Author Biographies

Katie Glupker teaches English and Civics at Washtenaw Technical Middle College, a dualenrollment program for high school students on the campus of Washtenaw Community College. She has been an Eastern Michigan Writing Project teacher-consultant since 2012. She can be reached at kaglupker@wccnet.edu.

Pam Gower has taught English in both middle and high school classrooms since 1997. She continues to explore the topics of mindfulness, anti-racist teaching, and student engagement through PLCs connected to RCWP and MCTE. She currently teaches 7th grade English at MacDonald Middle School in East Lansing, Michigan. She has been a Red Cedar Writing Project teacherconsultant since 2000. She can be reached at pamela.gower@ elps.us.

Angela Knight is an elementary-certified teacher who taught K-12 for 27 years. She currently teaches pre-service teacher education classes at Eastern Michigan University, co-directs the Eastern Michigan Writing Project, teaches first-year writing at Schoolcraft College and Henry Ford College, and works at the HFC Writing Center. She has been a National Writing Project teacher-consultant since 1993. She can be reached at aknight2@emich.edu.


Because literacy is a civil right, educators are responsible for designing and implementing literacy education that is designed with the excellence of all students in mind. In order to learn about ways to ensure that literary practices are equitable for all students, the authors joined an educators’ book club to read Cultivating Genius: An Equity Framework for Culturally and Historically Responsive Literacy by Gholdy Muhammad. Muhammad describes the Black literary societies of the past and challenges educators of today to enhance classrooms by upholding equity and excellence through a five-layered framework: Identity, Skills, Intellect, Criticality, and Joy.

We studied Muhammad’s theories and practices and then examined our own K-16 curricula. The results were a combination of celebrating the way we were already implementing culturally and historically responsive literacy practices and creating more opportunities for their students to have equitable access to their literacy.
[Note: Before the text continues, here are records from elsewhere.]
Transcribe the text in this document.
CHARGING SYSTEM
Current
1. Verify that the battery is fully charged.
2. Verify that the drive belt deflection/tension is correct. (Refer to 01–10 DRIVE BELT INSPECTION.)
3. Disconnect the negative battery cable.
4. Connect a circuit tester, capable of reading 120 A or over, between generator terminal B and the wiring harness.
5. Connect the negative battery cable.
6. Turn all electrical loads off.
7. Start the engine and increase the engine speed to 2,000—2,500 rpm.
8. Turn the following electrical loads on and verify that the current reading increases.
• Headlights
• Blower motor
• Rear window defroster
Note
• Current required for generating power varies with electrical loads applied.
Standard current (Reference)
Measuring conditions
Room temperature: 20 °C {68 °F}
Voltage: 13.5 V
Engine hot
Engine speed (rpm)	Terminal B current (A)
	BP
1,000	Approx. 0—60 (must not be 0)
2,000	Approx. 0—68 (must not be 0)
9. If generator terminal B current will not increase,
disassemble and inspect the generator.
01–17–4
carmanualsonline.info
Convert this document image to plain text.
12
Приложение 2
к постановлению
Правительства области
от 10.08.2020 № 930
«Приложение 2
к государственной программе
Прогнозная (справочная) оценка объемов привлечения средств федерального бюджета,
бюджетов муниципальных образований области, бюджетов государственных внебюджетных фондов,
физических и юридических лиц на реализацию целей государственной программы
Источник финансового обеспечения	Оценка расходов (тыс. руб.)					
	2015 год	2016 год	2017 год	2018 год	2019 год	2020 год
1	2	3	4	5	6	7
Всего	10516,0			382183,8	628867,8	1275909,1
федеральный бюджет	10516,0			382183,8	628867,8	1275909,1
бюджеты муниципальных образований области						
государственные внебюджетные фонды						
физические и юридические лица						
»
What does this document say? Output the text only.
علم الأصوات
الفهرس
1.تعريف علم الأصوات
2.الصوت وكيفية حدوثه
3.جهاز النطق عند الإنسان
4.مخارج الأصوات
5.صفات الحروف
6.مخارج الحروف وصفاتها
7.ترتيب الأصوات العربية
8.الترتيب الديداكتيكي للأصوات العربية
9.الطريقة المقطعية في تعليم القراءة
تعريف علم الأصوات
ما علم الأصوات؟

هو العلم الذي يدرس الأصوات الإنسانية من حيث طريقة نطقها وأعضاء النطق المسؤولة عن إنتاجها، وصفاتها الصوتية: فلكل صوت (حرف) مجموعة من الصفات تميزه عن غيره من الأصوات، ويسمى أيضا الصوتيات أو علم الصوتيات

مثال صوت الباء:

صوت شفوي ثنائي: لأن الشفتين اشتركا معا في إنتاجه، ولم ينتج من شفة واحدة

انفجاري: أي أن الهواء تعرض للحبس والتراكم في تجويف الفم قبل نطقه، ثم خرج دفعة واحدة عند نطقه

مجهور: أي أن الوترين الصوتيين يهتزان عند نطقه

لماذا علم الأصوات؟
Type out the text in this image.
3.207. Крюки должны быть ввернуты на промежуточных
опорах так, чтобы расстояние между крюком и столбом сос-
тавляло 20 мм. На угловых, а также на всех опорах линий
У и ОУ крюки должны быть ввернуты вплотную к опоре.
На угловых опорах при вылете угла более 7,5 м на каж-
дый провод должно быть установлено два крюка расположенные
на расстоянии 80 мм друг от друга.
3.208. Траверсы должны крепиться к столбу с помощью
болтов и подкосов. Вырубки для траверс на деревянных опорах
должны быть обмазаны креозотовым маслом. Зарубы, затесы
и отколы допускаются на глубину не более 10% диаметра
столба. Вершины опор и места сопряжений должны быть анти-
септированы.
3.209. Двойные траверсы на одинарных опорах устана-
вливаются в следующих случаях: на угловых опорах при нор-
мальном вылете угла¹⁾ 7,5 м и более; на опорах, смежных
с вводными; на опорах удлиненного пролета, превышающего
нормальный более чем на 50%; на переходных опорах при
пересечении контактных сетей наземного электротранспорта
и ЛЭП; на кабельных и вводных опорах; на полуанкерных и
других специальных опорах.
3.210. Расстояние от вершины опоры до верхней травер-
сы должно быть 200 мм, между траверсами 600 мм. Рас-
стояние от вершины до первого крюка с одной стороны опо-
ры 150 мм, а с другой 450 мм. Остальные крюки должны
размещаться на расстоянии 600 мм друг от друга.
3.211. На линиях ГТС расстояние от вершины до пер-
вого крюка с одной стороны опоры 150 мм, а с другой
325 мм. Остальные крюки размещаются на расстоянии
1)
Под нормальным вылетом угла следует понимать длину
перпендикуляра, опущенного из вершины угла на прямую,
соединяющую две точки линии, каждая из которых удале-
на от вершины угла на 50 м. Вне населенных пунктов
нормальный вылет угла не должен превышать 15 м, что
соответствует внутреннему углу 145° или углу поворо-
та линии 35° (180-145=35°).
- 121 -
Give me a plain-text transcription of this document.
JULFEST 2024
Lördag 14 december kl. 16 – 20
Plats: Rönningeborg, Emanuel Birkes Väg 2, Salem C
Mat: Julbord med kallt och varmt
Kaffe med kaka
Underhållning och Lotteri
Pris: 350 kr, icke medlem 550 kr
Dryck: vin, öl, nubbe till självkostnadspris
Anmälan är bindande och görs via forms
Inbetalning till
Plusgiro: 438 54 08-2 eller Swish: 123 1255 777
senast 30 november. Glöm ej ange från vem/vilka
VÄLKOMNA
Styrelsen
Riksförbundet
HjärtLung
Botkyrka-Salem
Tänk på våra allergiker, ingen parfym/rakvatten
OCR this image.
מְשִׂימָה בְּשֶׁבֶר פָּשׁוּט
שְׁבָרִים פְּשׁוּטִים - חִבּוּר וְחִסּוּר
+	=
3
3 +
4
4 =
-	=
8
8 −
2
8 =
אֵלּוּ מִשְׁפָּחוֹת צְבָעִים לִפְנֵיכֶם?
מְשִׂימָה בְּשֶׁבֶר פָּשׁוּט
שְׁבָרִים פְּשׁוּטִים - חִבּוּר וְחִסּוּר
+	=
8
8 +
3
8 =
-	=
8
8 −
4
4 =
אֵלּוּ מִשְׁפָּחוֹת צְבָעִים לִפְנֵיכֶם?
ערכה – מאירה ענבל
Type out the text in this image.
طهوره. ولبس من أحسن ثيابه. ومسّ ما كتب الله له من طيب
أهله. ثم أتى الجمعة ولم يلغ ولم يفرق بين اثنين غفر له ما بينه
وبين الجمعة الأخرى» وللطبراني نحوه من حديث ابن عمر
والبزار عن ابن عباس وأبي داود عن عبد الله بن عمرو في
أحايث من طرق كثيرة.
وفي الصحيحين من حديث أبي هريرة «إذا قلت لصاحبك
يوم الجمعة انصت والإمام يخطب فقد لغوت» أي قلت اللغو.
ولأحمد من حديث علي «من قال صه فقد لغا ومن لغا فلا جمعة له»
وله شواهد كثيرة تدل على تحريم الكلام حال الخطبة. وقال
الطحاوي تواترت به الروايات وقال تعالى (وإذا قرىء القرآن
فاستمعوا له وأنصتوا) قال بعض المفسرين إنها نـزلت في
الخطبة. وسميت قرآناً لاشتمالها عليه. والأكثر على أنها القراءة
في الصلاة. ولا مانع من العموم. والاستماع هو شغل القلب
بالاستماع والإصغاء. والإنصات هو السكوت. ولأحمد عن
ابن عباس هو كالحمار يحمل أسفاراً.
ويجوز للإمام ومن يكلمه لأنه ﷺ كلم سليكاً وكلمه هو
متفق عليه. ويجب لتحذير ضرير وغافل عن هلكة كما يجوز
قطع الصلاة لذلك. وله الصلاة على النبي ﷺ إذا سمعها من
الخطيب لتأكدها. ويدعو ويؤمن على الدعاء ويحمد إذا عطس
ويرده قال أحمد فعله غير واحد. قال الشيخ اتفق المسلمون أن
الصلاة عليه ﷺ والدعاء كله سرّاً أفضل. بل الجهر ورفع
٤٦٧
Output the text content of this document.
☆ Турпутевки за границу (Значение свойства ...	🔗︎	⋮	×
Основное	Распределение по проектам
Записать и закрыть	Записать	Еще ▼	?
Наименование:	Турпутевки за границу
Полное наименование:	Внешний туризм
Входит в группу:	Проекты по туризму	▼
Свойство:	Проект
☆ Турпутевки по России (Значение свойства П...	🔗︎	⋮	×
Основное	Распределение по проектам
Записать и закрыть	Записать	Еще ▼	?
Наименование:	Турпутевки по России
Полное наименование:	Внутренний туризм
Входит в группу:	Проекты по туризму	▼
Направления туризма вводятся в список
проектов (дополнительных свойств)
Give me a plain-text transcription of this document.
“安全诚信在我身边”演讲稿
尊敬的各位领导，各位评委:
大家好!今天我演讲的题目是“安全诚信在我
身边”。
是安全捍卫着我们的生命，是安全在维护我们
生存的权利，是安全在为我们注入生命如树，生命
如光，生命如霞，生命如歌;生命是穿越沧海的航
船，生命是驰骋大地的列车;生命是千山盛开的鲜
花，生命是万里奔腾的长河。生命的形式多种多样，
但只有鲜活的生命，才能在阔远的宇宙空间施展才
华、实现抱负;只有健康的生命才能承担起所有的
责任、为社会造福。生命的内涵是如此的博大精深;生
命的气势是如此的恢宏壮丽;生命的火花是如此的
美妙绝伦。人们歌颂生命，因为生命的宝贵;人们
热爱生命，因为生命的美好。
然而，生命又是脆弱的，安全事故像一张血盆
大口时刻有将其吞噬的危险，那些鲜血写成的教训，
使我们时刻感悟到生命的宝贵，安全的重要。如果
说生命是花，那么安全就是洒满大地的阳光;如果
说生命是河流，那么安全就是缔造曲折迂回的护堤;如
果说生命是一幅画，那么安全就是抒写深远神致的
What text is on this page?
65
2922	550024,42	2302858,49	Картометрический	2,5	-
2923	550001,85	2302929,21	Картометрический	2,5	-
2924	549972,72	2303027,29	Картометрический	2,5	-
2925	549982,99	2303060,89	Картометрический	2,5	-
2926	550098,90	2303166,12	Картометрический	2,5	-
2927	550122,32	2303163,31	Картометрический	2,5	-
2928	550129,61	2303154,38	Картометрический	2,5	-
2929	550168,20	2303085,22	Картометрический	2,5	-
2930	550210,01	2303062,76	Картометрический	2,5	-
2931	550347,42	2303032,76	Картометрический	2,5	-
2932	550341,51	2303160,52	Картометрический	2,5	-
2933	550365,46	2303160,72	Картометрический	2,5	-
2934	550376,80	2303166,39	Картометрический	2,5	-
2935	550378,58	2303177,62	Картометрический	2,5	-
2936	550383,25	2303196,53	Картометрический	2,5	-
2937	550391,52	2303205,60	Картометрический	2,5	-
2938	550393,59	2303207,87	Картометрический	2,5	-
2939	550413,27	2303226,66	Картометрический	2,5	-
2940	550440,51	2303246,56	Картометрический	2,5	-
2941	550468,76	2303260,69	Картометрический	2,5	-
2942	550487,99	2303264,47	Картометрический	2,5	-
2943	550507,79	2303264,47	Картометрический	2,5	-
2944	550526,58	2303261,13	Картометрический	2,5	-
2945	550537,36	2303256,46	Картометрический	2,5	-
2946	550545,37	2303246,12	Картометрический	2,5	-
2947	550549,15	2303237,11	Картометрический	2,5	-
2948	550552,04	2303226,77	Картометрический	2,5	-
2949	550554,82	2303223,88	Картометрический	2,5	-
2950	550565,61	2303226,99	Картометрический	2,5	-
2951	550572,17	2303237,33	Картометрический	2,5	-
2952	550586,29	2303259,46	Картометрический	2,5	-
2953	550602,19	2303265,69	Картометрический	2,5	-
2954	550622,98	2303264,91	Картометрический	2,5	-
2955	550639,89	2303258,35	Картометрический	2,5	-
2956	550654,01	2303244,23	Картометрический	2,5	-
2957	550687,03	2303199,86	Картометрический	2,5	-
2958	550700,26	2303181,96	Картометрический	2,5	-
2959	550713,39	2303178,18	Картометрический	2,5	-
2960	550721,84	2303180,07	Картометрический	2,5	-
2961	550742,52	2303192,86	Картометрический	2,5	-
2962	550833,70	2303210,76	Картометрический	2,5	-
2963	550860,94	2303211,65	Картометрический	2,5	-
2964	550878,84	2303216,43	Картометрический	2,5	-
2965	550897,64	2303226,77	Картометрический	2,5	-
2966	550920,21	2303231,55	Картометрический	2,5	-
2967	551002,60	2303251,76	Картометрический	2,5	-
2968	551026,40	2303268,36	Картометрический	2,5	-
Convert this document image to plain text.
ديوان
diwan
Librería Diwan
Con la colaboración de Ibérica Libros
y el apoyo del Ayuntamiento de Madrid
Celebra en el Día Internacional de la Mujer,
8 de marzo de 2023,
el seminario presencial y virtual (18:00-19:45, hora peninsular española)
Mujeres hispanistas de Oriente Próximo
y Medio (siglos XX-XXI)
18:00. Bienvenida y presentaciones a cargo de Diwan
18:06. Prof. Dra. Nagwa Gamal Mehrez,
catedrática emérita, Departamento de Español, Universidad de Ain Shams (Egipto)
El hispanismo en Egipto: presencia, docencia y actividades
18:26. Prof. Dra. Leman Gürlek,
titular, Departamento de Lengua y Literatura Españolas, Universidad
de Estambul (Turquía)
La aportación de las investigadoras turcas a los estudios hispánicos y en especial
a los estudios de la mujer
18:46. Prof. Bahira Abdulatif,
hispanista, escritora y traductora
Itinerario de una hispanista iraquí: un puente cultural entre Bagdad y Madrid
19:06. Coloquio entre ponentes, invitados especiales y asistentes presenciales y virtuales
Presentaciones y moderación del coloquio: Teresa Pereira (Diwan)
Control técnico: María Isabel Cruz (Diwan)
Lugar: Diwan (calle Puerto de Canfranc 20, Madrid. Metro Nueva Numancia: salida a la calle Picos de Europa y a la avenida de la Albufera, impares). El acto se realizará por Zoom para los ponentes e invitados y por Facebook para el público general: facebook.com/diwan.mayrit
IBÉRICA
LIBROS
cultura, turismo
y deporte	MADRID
At the elementary level, Literacy Kits invite children to pursue the layers of Muhammad’s framework. In middle school, independent reading and mindfulness practices build literary societies. At the high school level, literacy and civic education are blended by inviting students to access Muhammad’s framework by exploring the problem of pollution in Lake Erie. Finally, the HRL framework was used to scaffold research projects for first-year college students in which students used the pursuits as lenses through which they described their discoveries and made connections.

Three experienced teachers show how Muhammad's HRL framework applies to each educational level from kindergarten to college and across subject areas. Readers who aren't familiar with Cultivating Genius will get a basic overview of the concepts along with recent examples of their implementation in Michigan classrooms.